From Iceland — The Immeasurable And The Unsaid: Tumi & Maggi's 'Allt Er Ómælið'

The Immeasurable And The Unsaid: Tumi & Maggi’s ‘Allt Er Ómælið’

Published March 21, 2019

The Immeasurable And The Unsaid: Tumi & Maggi’s ‘Allt Er Ómælið’
Phil Uwe Widiger
Photo by
Magnús Andersen & Art Bicnick

“Everything is immeasurable,” said the pre-Socratic Greek philosopher Anaximander. Did he actually predict that sometime in the future, there would be a music genre called jazz? We might never know. But drum and saxophone duo Tumi Arnason and Magnús Trygvason Eliassen decided to name their album after this particular statement regardless—and it makes perfect sense.

The creative void

“In Icelandic, it’s also a play on words,” says Tumi, a saxophonist who performs with various Icelandic bands. “It suggests that there is something unsaid.”

“We were wondering where this spontaneous music came from.”

The record is comprised of free improvised music. Some of the songs are spontaneous improvisations, whereas others have slowly evolved over time. There are underlying song structures that the listener will never hear—and this is where we find the unsaid and immeasurable.

“We were wondering where this spontaneous music came from,” remembers Tumi. “Improvisation is always also an interplay between the musicians and their relationship. It doesn’t really come from nothing, but there are still a lot of things that didn’t exist before. Or at least, things we didn’t know existed.”

Two musicians under one roof

Magnús and Tumi had been collaborating regularly for a few years, but this is the first time they’ve released their work as a physical record. If you listen to the first track of the album, entitled “You can have it,” with headphones, it sounds as if you were standing right next to them at the moment of the recording.
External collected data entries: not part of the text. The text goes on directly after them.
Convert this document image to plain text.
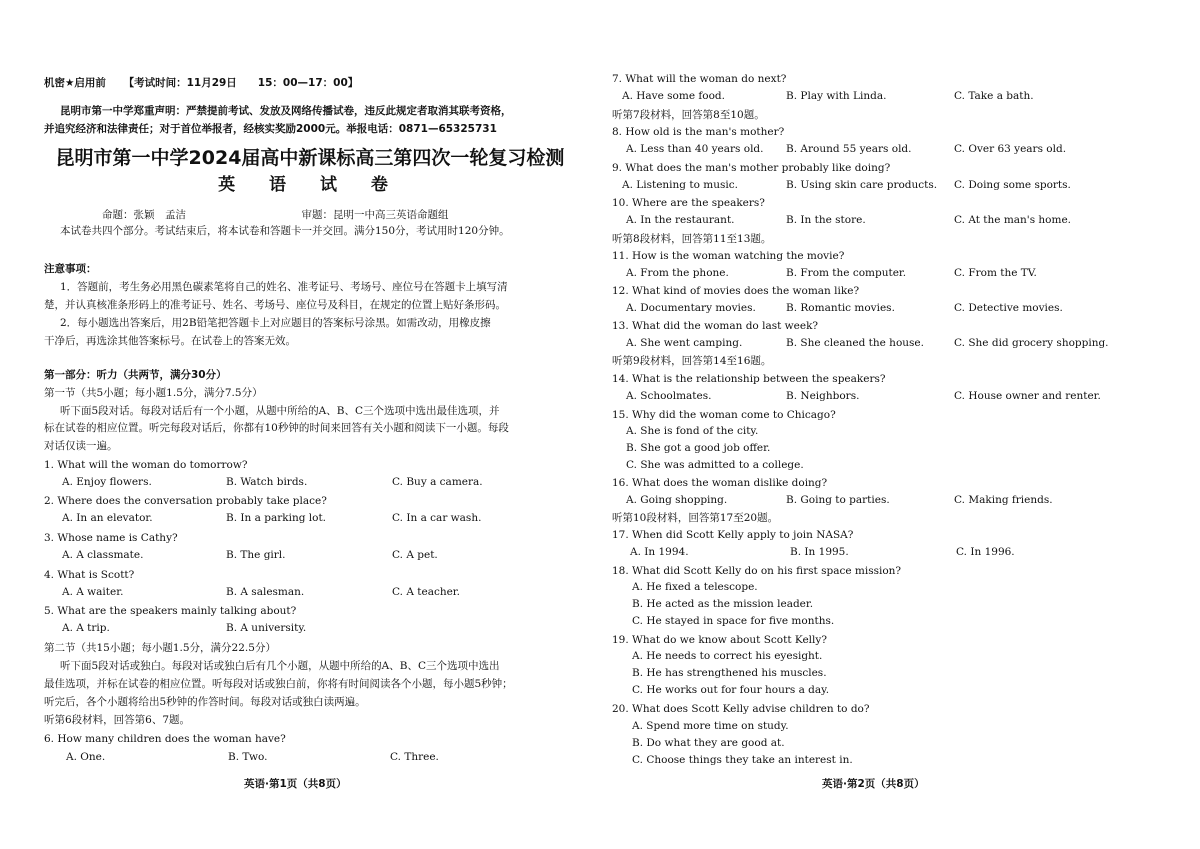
机密★启用前 【考试时间：11月29日　　15：00—17：00】
昆明市第一中学郑重声明：严禁提前考试、发放及网络传播试卷，违反此规定者取消其联考资格，
并追究经济和法律责任；对于首位举报者，经核实奖励2000元。举报电话：0871—65325731
昆明市第一中学2024届高中新课标高三第四次一轮复习检测
英 语 试 卷
命题：张颖　孟洁　　　　　　　　　　　审题：昆明一中高三英语命题组
本试卷共四个部分。考试结束后，将本试卷和答题卡一并交回。满分150分，考试用时120分钟。
注意事项：
1．答题前，考生务必用黑色碳素笔将自己的姓名、准考证号、考场号、座位号在答题卡上填写清
楚，并认真核准条形码上的准考证号、姓名、考场号、座位号及科目，在规定的位置上贴好条形码。
2．每小题选出答案后，用2B铅笔把答题卡上对应题目的答案标号涂黑。如需改动，用橡皮擦
干净后，再选涂其他答案标号。在试卷上的答案无效。
第一部分：听力（共两节，满分30分）
第一节（共5小题；每小题1.5分，满分7.5分）
听下面5段对话。每段对话后有一个小题，从题中所给的A、B、C三个选项中选出最佳选项，并
标在试卷的相应位置。听完每段对话后，你都有10秒钟的时间来回答有关小题和阅读下一小题。每段
对话仅读一遍。
1. What will the woman do tomorrow?
A. Enjoy flowers.	B. Watch birds.	C. Buy a camera.
2. Where does the conversation probably take place?
A. In an elevator.	B. In a parking lot.	C. In a car wash.
3. Whose name is Cathy?
A. A classmate.	B. The girl.	C. A pet.
4. What is Scott?
A. A waiter.	B. A salesman.	C. A teacher.
5. What are the speakers mainly talking about?
A. A trip.	B. A university.
第二节（共15小题；每小题1.5分，满分22.5分）
听下面5段对话或独白。每段对话或独白后有几个小题，从题中所给的A、B、C三个选项中选出
最佳选项，并标在试卷的相应位置。听每段对话或独白前，你将有时间阅读各个小题，每小题5秒钟；
听完后，各个小题将给出5秒钟的作答时间。每段对话或独白读两遍。
听第6段材料，回答第6、7题。
6. How many children does the woman have?
A. One.	B. Two.	C. Three.
英语·第1页（共8页）
7. What will the woman do next?
A. Have some food.	B. Play with Linda.	C. Take a bath.
听第7段材料，回答第8至10题。
8. How old is the man's mother?
A. Less than 40 years old. B. Around 55 years old.	C. Over 63 years old.
9. What does the man's mother probably like doing?
A. Listening to music.	B. Using skin care products. C. Doing some sports.
10. Where are the speakers?
A. In the restaurant.	B. In the store.	C. At the man's home.
听第8段材料，回答第11至13题。
11. How is the woman watching the movie?
A. From the phone.	B. From the computer.	C. From the TV.
12. What kind of movies does the woman like?
A. Documentary movies.	B. Romantic movies.	C. Detective movies.
13. What did the woman do last week?
A. She went camping.	B. She cleaned the house.	C. She did grocery shopping.
听第9段材料，回答第14至16题。
14. What is the relationship between the speakers?
A. Schoolmates.	B. Neighbors.	C. House owner and renter.
15. Why did the woman come to Chicago?
A. She is fond of the city.
B. She got a good job offer.
C. She was admitted to a college.
16. What does the woman dislike doing?
A. Going shopping.	B. Going to parties.	C. Making friends.
听第10段材料，回答第17至20题。
17. When did Scott Kelly apply to join NASA?
A. In 1994.	B. In 1995.	C. In 1996.
18. What did Scott Kelly do on his first space mission?
A. He fixed a telescope.
B. He acted as the mission leader.
C. He stayed in space for five months.
19. What do we know about Scott Kelly?
A. He needs to correct his eyesight.
B. He has strengthened his muscles.
C. He works out for four hours a day.
20. What does Scott Kelly advise children to do?
A. Spend more time on study.
B. Do what they are good at.
C. Choose things they take an interest in.
英语·第2页（共8页）
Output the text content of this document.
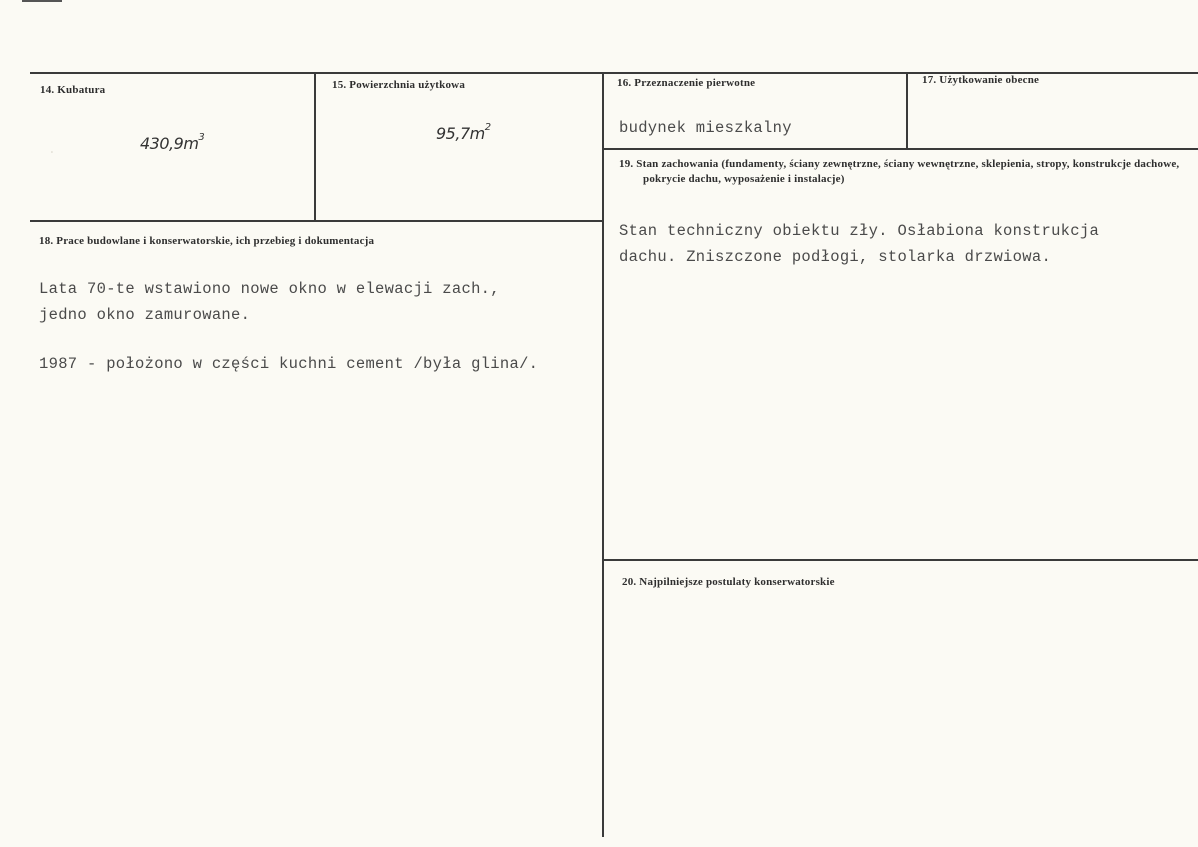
14. Kubatura
.	$430,9m^3$
15. Powierzchnia użytkowa
$95,7m^2$
16. Przeznaczenie pierwotne
budynek mieszkalny
17. Użytkowanie obecne
18. Prace budowlane i konserwatorskie, ich przebieg i dokumentacja
Lata 70-te wstawiono nowe okno w elewacji zach.,
jedno okno zamurowane.
1987 - położono w części kuchni cement /była glina/.
19. Stan zachowania (fundamenty, ściany zewnętrzne, ściany wewnętrzne, sklepienia, stropy, konstrukcje dachowe, pokrycie dachu, wyposażenie i instalacje)
Stan techniczny obiektu zły. Osłabiona konstrukcja
dachu. Zniszczone podłogi, stolarka drzwiowa.
20. Najpilniejsze postulaty konserwatorskie
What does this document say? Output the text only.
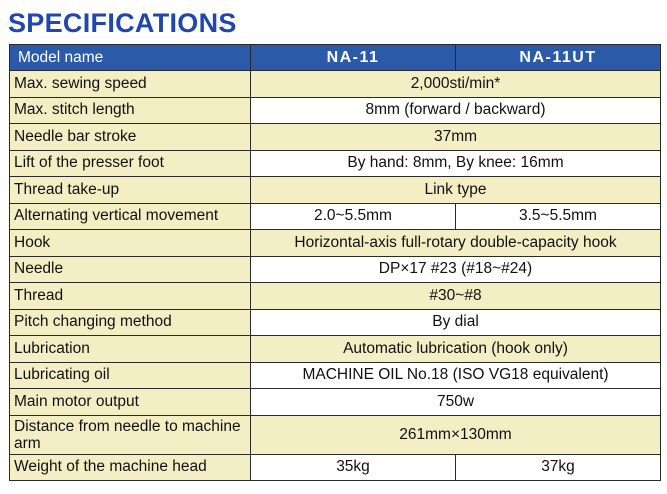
SPECIFICATIONS
Model name	NA-11	NA-11UT
Max. sewing speed	2,000sti/min*	
Max. stitch length	8mm (forward / backward)	
Needle bar stroke	37mm	
Lift of the presser foot	By hand: 8mm, By knee: 16mm	
Thread take-up	Link type	
Alternating vertical movement	2.0~5.5mm	3.5~5.5mm
Hook	Horizontal-axis full-rotary double-capacity hook	
Needle	DP×17 #23 (#18~#24)	
Thread	#30~#8	
Pitch changing method	By dial	
Lubrication	Automatic lubrication (hook only)	
Lubricating oil	MACHINE OIL No.18 (ISO VG18 equivalent)	
Main motor output	750w	
Distance from needle to machine arm	261mm×130mm	
Weight of the machine head	35kg	37kg
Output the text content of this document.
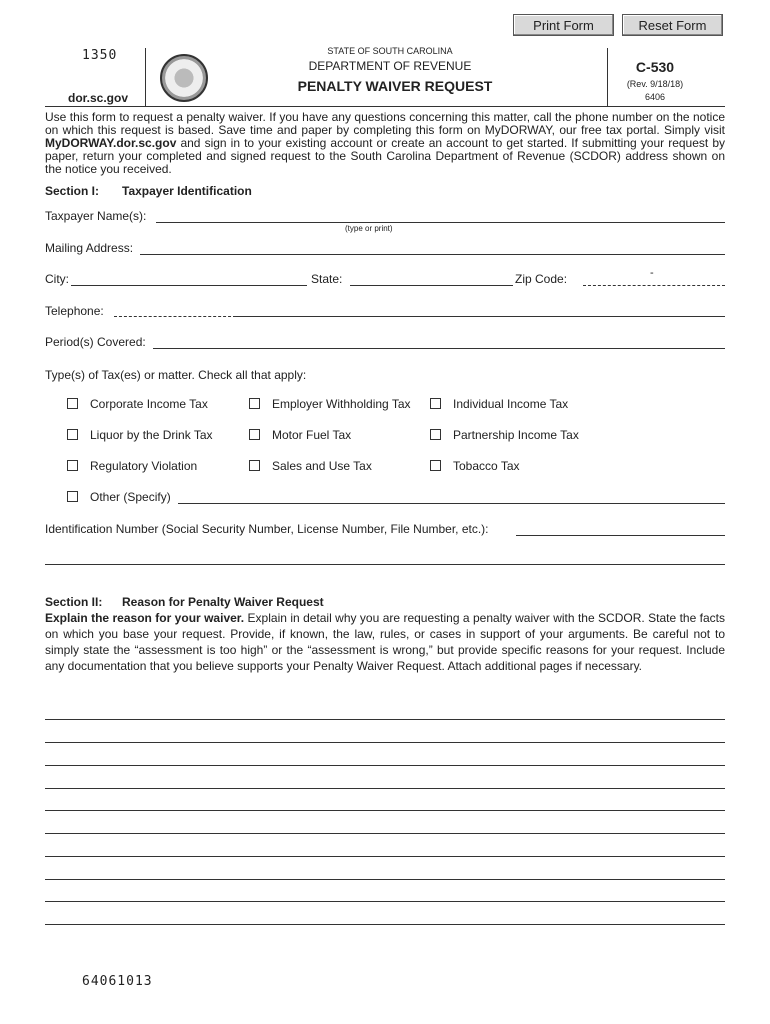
Print Form	Reset Form
1350
dor.sc.gov
STATE OF SOUTH CAROLINA
DEPARTMENT OF REVENUE
PENALTY WAIVER REQUEST
C-530
(Rev. 9/18/18)
6406
Use this form to request a penalty waiver. If you have any questions concerning this matter, call the phone number on the notice on which this request is based. Save time and paper by completing this form on MyDORWAY, our free tax portal. Simply visit MyDORWAY.dor.sc.gov and sign in to your existing account or create an account to get started. If submitting your request by paper, return your completed and signed request to the South Carolina Department of Revenue (SCDOR) address shown on the notice you received.
Section I: Taxpayer Identification
Taxpayer Name(s):
(type or print)
Mailing Address:
City:	State:	Zip Code:	-
Telephone:
Period(s) Covered:
Type(s) of Tax(es) or matter. Check all that apply:
Corporate Income Tax	Employer Withholding Tax	Individual Income Tax
Liquor by the Drink Tax	Motor Fuel Tax	Partnership Income Tax
Regulatory Violation	Sales and Use Tax	Tobacco Tax
Other (Specify)
Identification Number (Social Security Number, License Number, File Number, etc.):
Section II: Reason for Penalty Waiver Request
Explain the reason for your waiver. Explain in detail why you are requesting a penalty waiver with the SCDOR. State the facts on which you base your request. Provide, if known, the law, rules, or cases in support of your arguments. Be careful not to simply state the “assessment is too high” or the “assessment is wrong,” but provide specific reasons for your request. Include any documentation that you believe supports your Penalty Waiver Request. Attach additional pages if necessary.
64061013
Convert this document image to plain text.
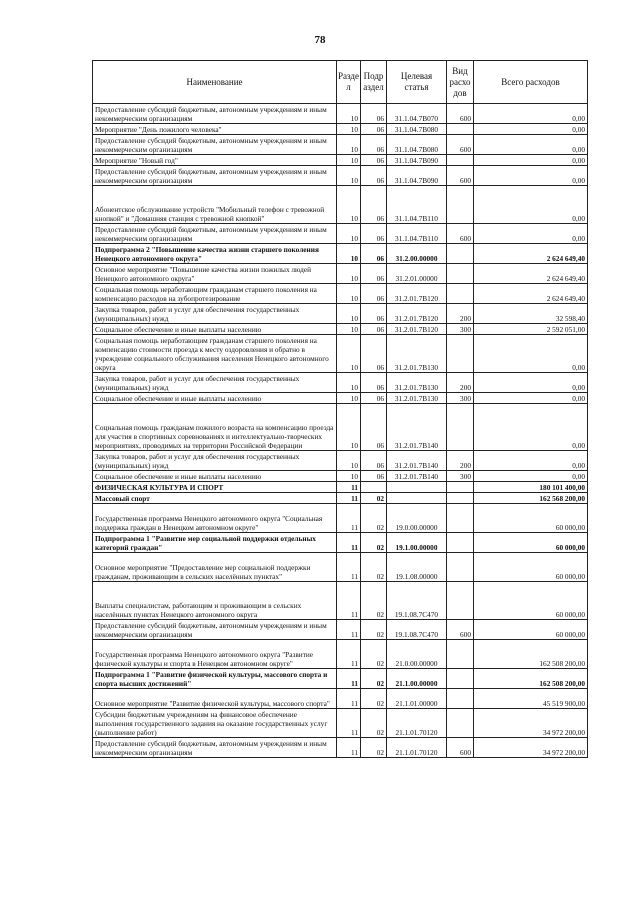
78
Наименование	Разде л	Подр аздел	Целевая статья	Вид расхо дов	Всего расходов
Предоставление субсидий бюджетным, автономным учреждениям и иным некоммерческим организациям	10	06	31.1.04.7В070	600	0,00
Мероприятие "День пожилого человека"	10	06	31.1.04.7В080		0,00
Предоставление субсидий бюджетным, автономным учреждениям и иным некоммерческим организациям	10	06	31.1.04.7В080	600	0,00
Мероприятие "Новый год"	10	06	31.1.04.7В090		0,00
Предоставление субсидий бюджетным, автономным учреждениям и иным некоммерческим организациям	10	06	31.1.04.7В090	600	0,00
Абонентское обслуживание устройств "Мобильный телефон с тревожной кнопкой" и "Домашняя станция с тревожной кнопкой"	10	06	31.1.04.7В110		0,00
Предоставление субсидий бюджетным, автономным учреждениям и иным некоммерческим организациям	10	06	31.1.04.7В110	600	0,00
Подпрограмма 2 "Повышение качества жизни старшего поколения Ненецкого автономного округа"	10	06	31.2.00.00000		2 624 649,40
Основное мероприятие "Повышение качества жизни пожилых людей Ненецкого автономного округа"	10	06	31.2.01.00000		2 624 649,40
Социальная помощь неработающим гражданам старшего поколения на компенсацию расходов на зубопротезирование	10	06	31.2.01.7В120		2 624 649,40
Закупка товаров, работ и услуг для обеспечения государственных (муниципальных) нужд	10	06	31.2.01.7В120	200	32 598,40
Социальное обеспечение и иные выплаты населению	10	06	31.2.01.7В120	300	2 592 051,00
Социальная помощь неработающим гражданам старшего поколения на компенсацию стоимости проезда к месту оздоровления и обратно в учреждение социального обслуживания населения Ненецкого автономного округа	10	06	31.2.01.7В130		0,00
Закупка товаров, работ и услуг для обеспечения государственных (муниципальных) нужд	10	06	31.2.01.7В130	200	0,00
Социальное обеспечение и иные выплаты населению	10	06	31.2.01.7В130	300	0,00
Социальная помощь гражданам пожилого возраста на компенсацию проезда для участия в спортивных соревнованиях и интеллектуально-творческих мероприятиях, проводимых на территории Российской Федерации	10	06	31.2.01.7В140		0,00
Закупка товаров, работ и услуг для обеспечения государственных (муниципальных) нужд	10	06	31.2.01.7В140	200	0,00
Социальное обеспечение и иные выплаты населению	10	06	31.2.01.7В140	300	0,00
ФИЗИЧЕСКАЯ КУЛЬТУРА И СПОРТ	11				180 101 400,00
Массовый спорт	11	02			162 568 200,00
Государственная программа Ненецкого автономного округа "Социальная поддержка граждан в Ненецком автономном округе"	11	02	19.0.00.00000		60 000,00
Подпрограмма 1 "Развитие мер социальной поддержки отдельных категорий граждан"	11	02	19.1.00.00000		60 000,00
Основное мероприятие "Предоставление мер социальной поддержки гражданам, проживающим в сельских населённых пунктах"	11	02	19.1.08.00000		60 000,00
Выплаты специалистам, работающим и проживающим в сельских населённых пунктах Ненецкого автономного округа	11	02	19.1.08.7С470		60 000,00
Предоставление субсидий бюджетным, автономным учреждениям и иным некоммерческим организациям	11	02	19.1.08.7С470	600	60 000,00
Государственная программа Ненецкого автономного округа "Развитие физической культуры и спорта в Ненецком автономном округе"	11	02	21.0.00.00000		162 508 200,00
Подпрограмма 1 "Развитие физической культуры, массового спорта и спорта высших достижений"	11	02	21.1.00.00000		162 508 200,00
Основное мероприятие "Развитие физической культуры, массового спорта"	11	02	21.1.01.00000		45 519 900,00
Субсидии бюджетным учреждениям на финансовое обеспечение выполнения государственного задания на оказание государственных услуг (выполнение работ)	11	02	21.1.01.70120		34 972 200,00
Предоставление субсидий бюджетным, автономным учреждениям и иным некоммерческим организациям	11	02	21.1.01.70120	600	34 972 200,00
“We recorded the album in this tiny studio on the top floor of Iðnó, right under the roof,” says Tumi. “We just set up the drums in one corner, and I was in another corner.”

Alive and dry

All the songs on ‘Allt er ómælið’ were recorded live. Tumi had been experimenting with using effects on the saxophone for many years, and one can hear the value of this experience listening to the record. He says that this album is more “alive and dry” than some of the other stuff he has done.

“There were tiny parts that I wanted to change,” remembers Tumi. “But it was better to leave them in. That way, it’s more real and authentic.”

Jazz & co.

The outcome is an album ripe with intimacy—and arguably the first Icelandic sax and drum record ever released. “Seeing how productive the music scene here is, I feel it’s a shame how little of this type of music finds its way onto physical records,” says Tumi. “One of the reasons why I wanted to do this record was to prove that’s it’s not that unrealistic.”

“I feel it’s a shame how little of this type of music finds its way onto physical records.”

The Icelandic jazz scene sometimes seems to be set apart from the all the other music in the country. According to Tumi, we not only need to see more of its experimental side, but it would also benefit from blending and cross-pollinating with other genres at concerts. Some hardcore, some jazz, and then some electronica—R6013, are you listening?

A record on global warming

Both Magnús and Tumi are busy people, and while Tumi is about to release the third full length record with his band Grísalappalísa this summer, they’re also working on another record together.

“I still want to do a sax, drum and bass trio record,” says Tumi. “But now I also have this other idea I can’t shake out of my head. I really want to do a record about global warming. And I think Magnús will be on it as well.”

Tumi Árnason and Magnús Trygvason Eliassen’s new album ‘Allt er ómælið’ is now available on Bandcamp.